Trading Up

lemarie22
on 5/3/06 7:23 am - Glendale, AZ
I celebrate my reconstruction scars and what's left of my sagging skin. It has taken me a long time to get to this point and sometimes I have to remind myself that I am at a point of acceptance, but I think I've made my peace. After a lifetime of beating myself up, I no longer hate myself for what I've done to my body. In fact, it's the reverse; I love my body for sacrificing itself for my mental health. I won't bore you with all the details, but it hasn't always been an easy life and I haven't always been a happy girl. Food was my comfort, my solace, my ever present companion. When friends and family didn't love me (so I thought) or live up to my expectations, food did. Life is a series trade offs. I got comfort and acceptance from food, but I gave up my youthful body and eventually my health. That's OK because food kept me from becoming an alcoholic or a drug addict.
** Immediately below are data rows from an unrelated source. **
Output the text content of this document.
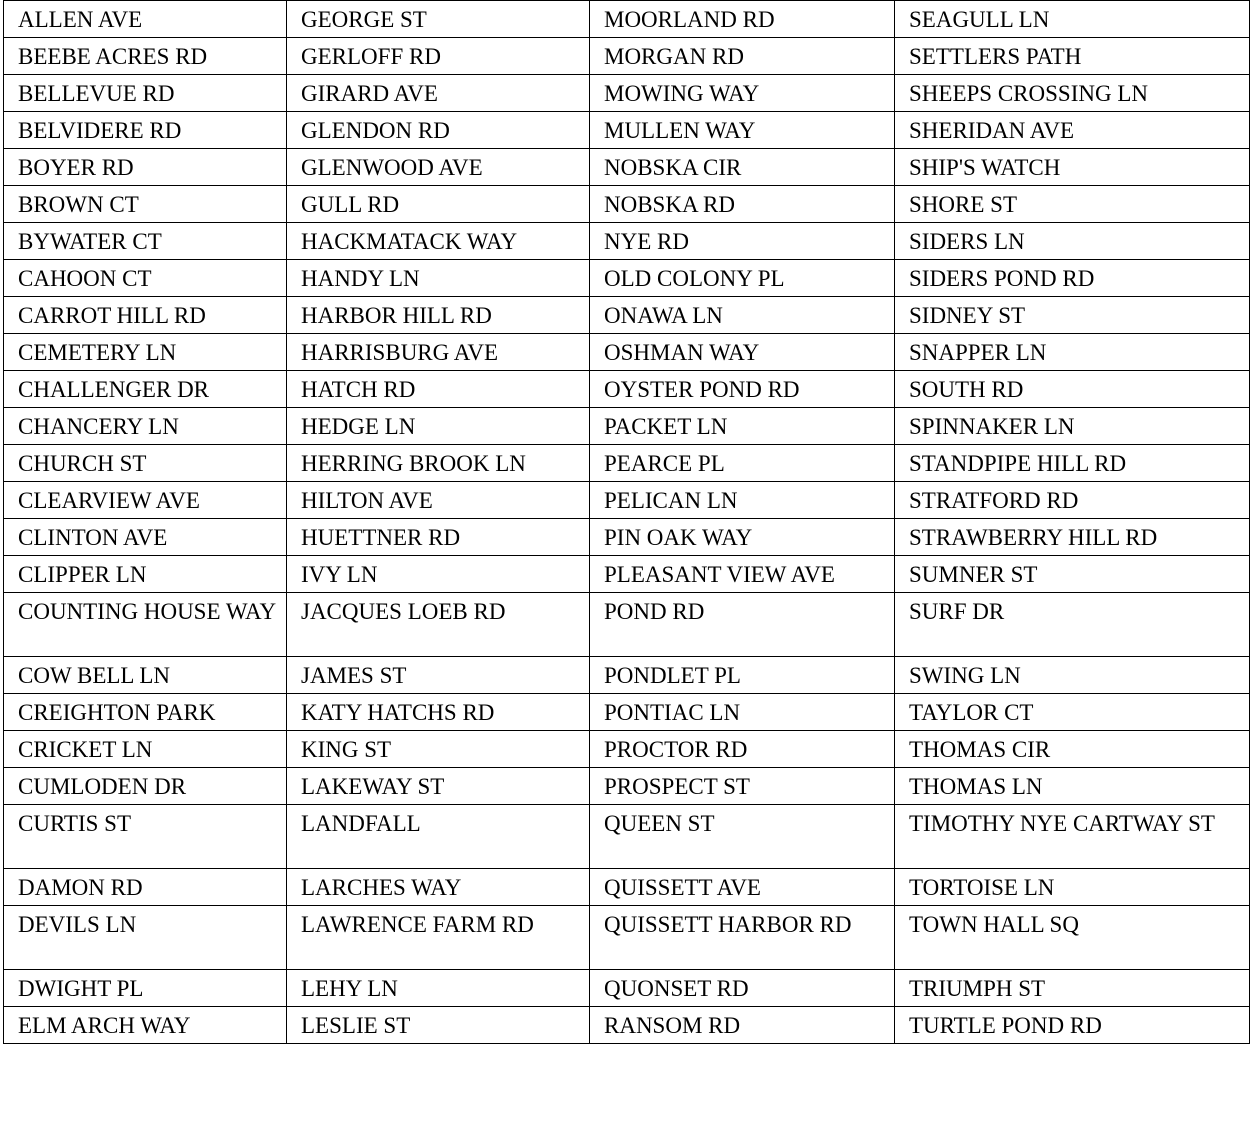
ALLEN AVE	GEORGE ST	MOORLAND RD	SEAGULL LN
BEEBE ACRES RD	GERLOFF RD	MORGAN RD	SETTLERS PATH
BELLEVUE RD	GIRARD AVE	MOWING WAY	SHEEPS CROSSING LN
BELVIDERE RD	GLENDON RD	MULLEN WAY	SHERIDAN AVE
BOYER RD	GLENWOOD AVE	NOBSKA CIR	SHIP'S WATCH
BROWN CT	GULL RD	NOBSKA RD	SHORE ST
BYWATER CT	HACKMATACK WAY	NYE RD	SIDERS LN
CAHOON CT	HANDY LN	OLD COLONY PL	SIDERS POND RD
CARROT HILL RD	HARBOR HILL RD	ONAWA LN	SIDNEY ST
CEMETERY LN	HARRISBURG AVE	OSHMAN WAY	SNAPPER LN
CHALLENGER DR	HATCH RD	OYSTER POND RD	SOUTH RD
CHANCERY LN	HEDGE LN	PACKET LN	SPINNAKER LN
CHURCH ST	HERRING BROOK LN	PEARCE PL	STANDPIPE HILL RD
CLEARVIEW AVE	HILTON AVE	PELICAN LN	STRATFORD RD
CLINTON AVE	HUETTNER RD	PIN OAK WAY	STRAWBERRY HILL RD
CLIPPER LN	IVY LN	PLEASANT VIEW AVE	SUMNER ST
COUNTING HOUSE WAY	JACQUES LOEB RD	POND RD	SURF DR
COW BELL LN	JAMES ST	PONDLET PL	SWING LN
CREIGHTON PARK	KATY HATCHS RD	PONTIAC LN	TAYLOR CT
CRICKET LN	KING ST	PROCTOR RD	THOMAS CIR
CUMLODEN DR	LAKEWAY ST	PROSPECT ST	THOMAS LN
CURTIS ST	LANDFALL	QUEEN ST	TIMOTHY NYE CARTWAY ST
DAMON RD	LARCHES WAY	QUISSETT AVE	TORTOISE LN
DEVILS LN	LAWRENCE FARM RD	QUISSETT HARBOR RD	TOWN HALL SQ
DWIGHT PL	LEHY LN	QUONSET RD	TRIUMPH ST
ELM ARCH WAY	LESLIE ST	RANSOM RD	TURTLE POND RD
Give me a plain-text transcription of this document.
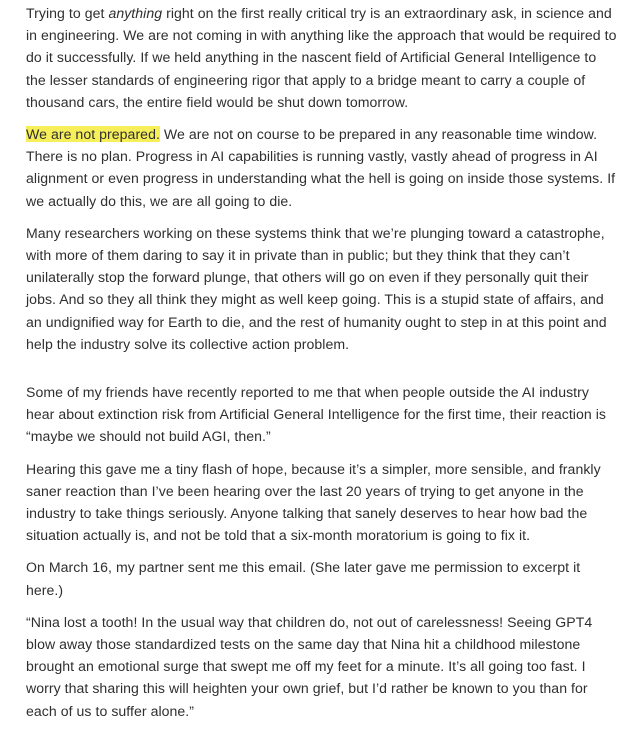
Trying to get anything right on the first really critical try is an extraordinary ask, in science and in engineering. We are not coming in with anything like the approach that would be required to do it successfully. If we held anything in the nascent field of Artificial General Intelligence to the lesser standards of engineering rigor that apply to a bridge meant to carry a couple of thousand cars, the entire field would be shut down tomorrow.

We are not prepared. We are not on course to be prepared in any reasonable time window. There is no plan. Progress in AI capabilities is running vastly, vastly ahead of progress in AI alignment or even progress in understanding what the hell is going on inside those systems. If we actually do this, we are all going to die.

Many researchers working on these systems think that we’re plunging toward a catastrophe, with more of them daring to say it in private than in public; but they think that they can’t unilaterally stop the forward plunge, that others will go on even if they personally quit their jobs. And so they all think they might as well keep going. This is a stupid state of affairs, and an undignified way for Earth to die, and the rest of humanity ought to step in at this point and help the industry solve its collective action problem.

Some of my friends have recently reported to me that when people outside the AI industry hear about extinction risk from Artificial General Intelligence for the first time, their reaction is “maybe we should not build AGI, then.”

Hearing this gave me a tiny flash of hope, because it’s a simpler, more sensible, and frankly saner reaction than I’ve been hearing over the last 20 years of trying to get anyone in the industry to take things seriously. Anyone talking that sanely deserves to hear how bad the situation actually is, and not be told that a six-month moratorium is going to fix it.

On March 16, my partner sent me this email. (She later gave me permission to excerpt it here.)

“Nina lost a tooth! In the usual way that children do, not out of carelessness! Seeing GPT4 blow away those standardized tests on the same day that Nina hit a childhood milestone brought an emotional surge that swept me off my feet for a minute. It’s all going too fast. I worry that sharing this will heighten your own grief, but I’d rather be known to you than for each of us to suffer alone.”
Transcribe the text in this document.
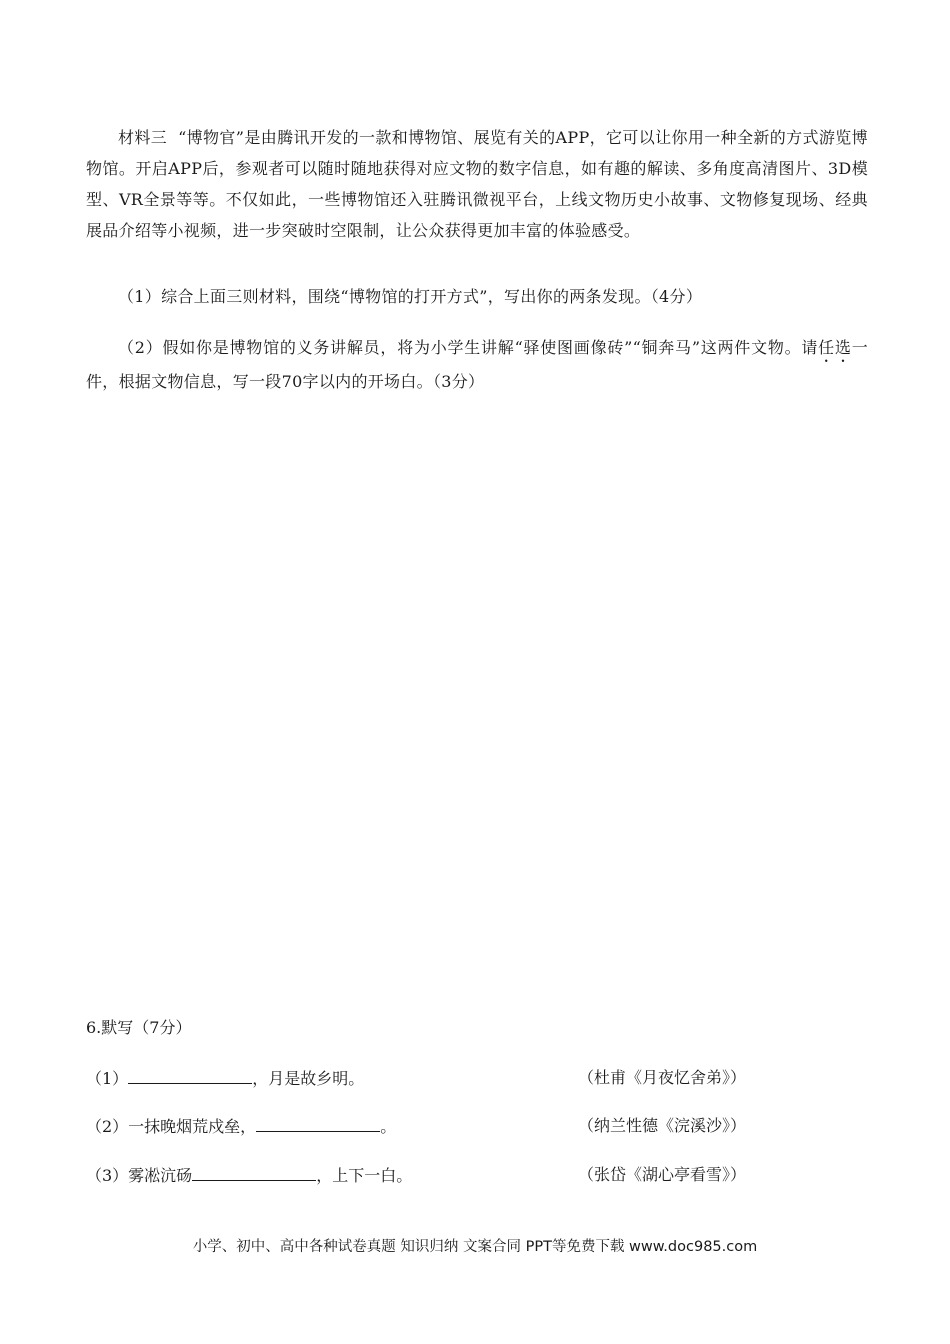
材料三 “博物官”是由腾讯开发的一款和博物馆、展览有关的APP，它可以让你用一种全新的方式游览博物馆。开启APP后，参观者可以随时随地获得对应文物的数字信息，如有趣的解读、多角度高清图片、3D模型、VR全景等等。不仅如此，一些博物馆还入驻腾讯微视平台，上线文物历史小故事、文物修复现场、经典展品介绍等小视频，进一步突破时空限制，让公众获得更加丰富的体验感受。
（1）综合上面三则材料，围绕“博物馆的打开方式”，写出你的两条发现。（4分）
（2）假如你是博物馆的义务讲解员，将为小学生讲解“驿使图画像砖”“铜奔马”这两件文物。请任选一件，根据文物信息，写一段70字以内的开场白。（3分）
6.默写（7分）
（1）	，月是故乡明。	（杜甫《月夜忆舍弟》）
（2）一抹晚烟荒戍垒，	。	（纳兰性德《浣溪沙》）
（3）雾凇沆砀	，上下一白。	（张岱《湖心亭看雪》）
小学、初中、高中各种试卷真题 知识归纳 文案合同 PPT等免费下载 www.doc985.com
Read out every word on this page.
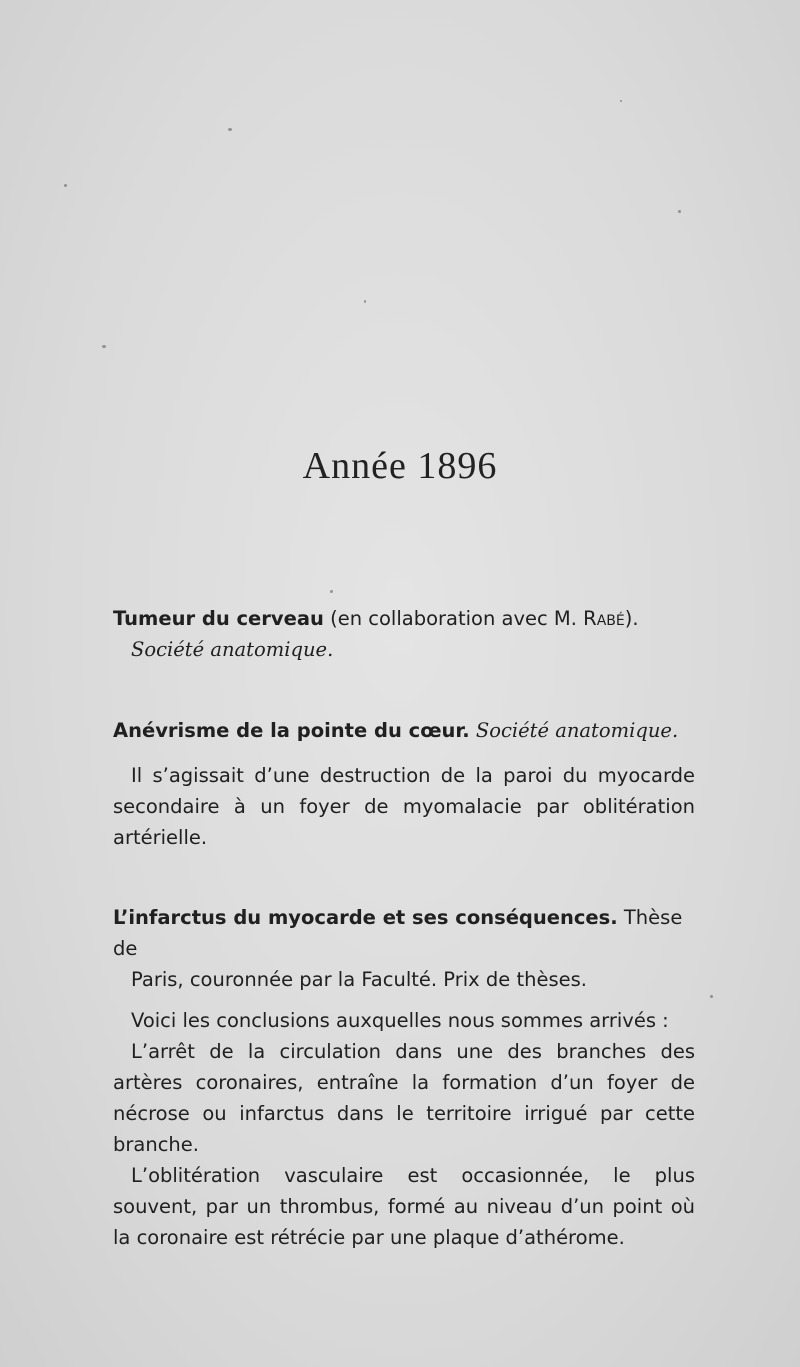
Année 1896
Tumeur du cerveau (en collaboration avec M. Rabé).
Société anatomique.
Anévrisme de la pointe du cœur. Société anatomique.
Il s’agissait d’une destruction de la paroi du myocarde secondaire à un foyer de myomalacie par oblitération artérielle.
L’infarctus du myocarde et ses conséquences. Thèse de
Paris, couronnée par la Faculté. Prix de thèses.
Voici les conclusions auxquelles nous sommes arrivés :
L’arrêt de la circulation dans une des branches des artères coronaires, entraîne la formation d’un foyer de nécrose ou infarctus dans le territoire irrigué par cette branche.
L’oblitération vasculaire est occasionnée, le plus souvent, par un thrombus, formé au niveau d’un point où la coronaire est rétrécie par une plaque d’athérome.
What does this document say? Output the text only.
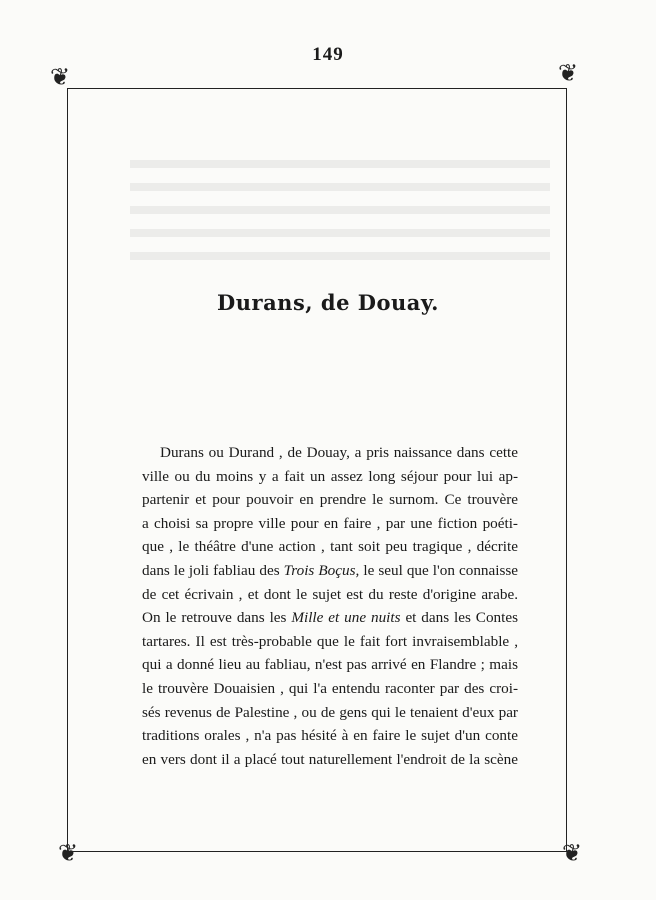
149
❦	❦
❦	❦
Durans, de Douay.
Durans ou Durand , de Douay, a pris naissance dans cette
ville ou du moins y a fait un assez long séjour pour lui ap-
partenir et pour pouvoir en prendre le surnom. Ce trouvère
a choisi sa propre ville pour en faire , par une fiction poéti-
que , le théâtre d'une action , tant soit peu tragique , décrite
dans le joli fabliau des Trois Boçus, le seul que l'on connaisse
de cet écrivain , et dont le sujet est du reste d'origine arabe.
On le retrouve dans les Mille et une nuits et dans les Contes
tartares. Il est très-probable que le fait fort invraisemblable ,
qui a donné lieu au fabliau, n'est pas arrivé en Flandre ; mais
le trouvère Douaisien , qui l'a entendu raconter par des croi-
sés revenus de Palestine , ou de gens qui le tenaient d'eux par
traditions orales , n'a pas hésité à en faire le sujet d'un conte
en vers dont il a placé tout naturellement l'endroit de la scène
I doubt that I would have made it through my teens without food. It was my drug of choice. When I finally came to terms with the fact that I had abused my relationship with food and was ready to move on, I traded fat for sagging skin. I hated the sagging skin, but I hated being fat even more; it was a good trade. Then it was time to trade my sagging skin for scars. I'm at peace with my scars. Much to my own amazement, I'm not self-conscious about them and I'm kind of proud of them. They're proof that I'm a survivor. Hugs, Connie
Karen W.
on 5/3/06 9:30 am - Huntsville, AL
Connie, I feel the same way you do. I am 6 days post op from a lower body lift and breast lift and I look at my scars as a badge of honor. Not only that I could have WLS and make a better life for myself, but that I could complete the journey all the way. I don't feel self concious at all about mine, I want to shout from the rooftops what I've done and how I got these horrendous scars! I'll do anything not to go back to the morbidly obese person I once was. Karen
Marilyn C.
on 5/4/06 12:23 am - Bullhead City, AZ
Connie I am delighted that you are the Happy Girl we know & Love. Thanks for the uplifting post. As always you are a great person & very glad to hear you are Happy with all you do in life!! LOL Marilyn, the Bearlady
DuputyDawg
on 5/4/06 12:59 am - Great Falls, MT
What a great story, I like your attitude. Keep at it. Sometimes we need to be like Stuart Smalley on SNL. " I'm good enough, I'm smart enough, and gosh darn it people like me!"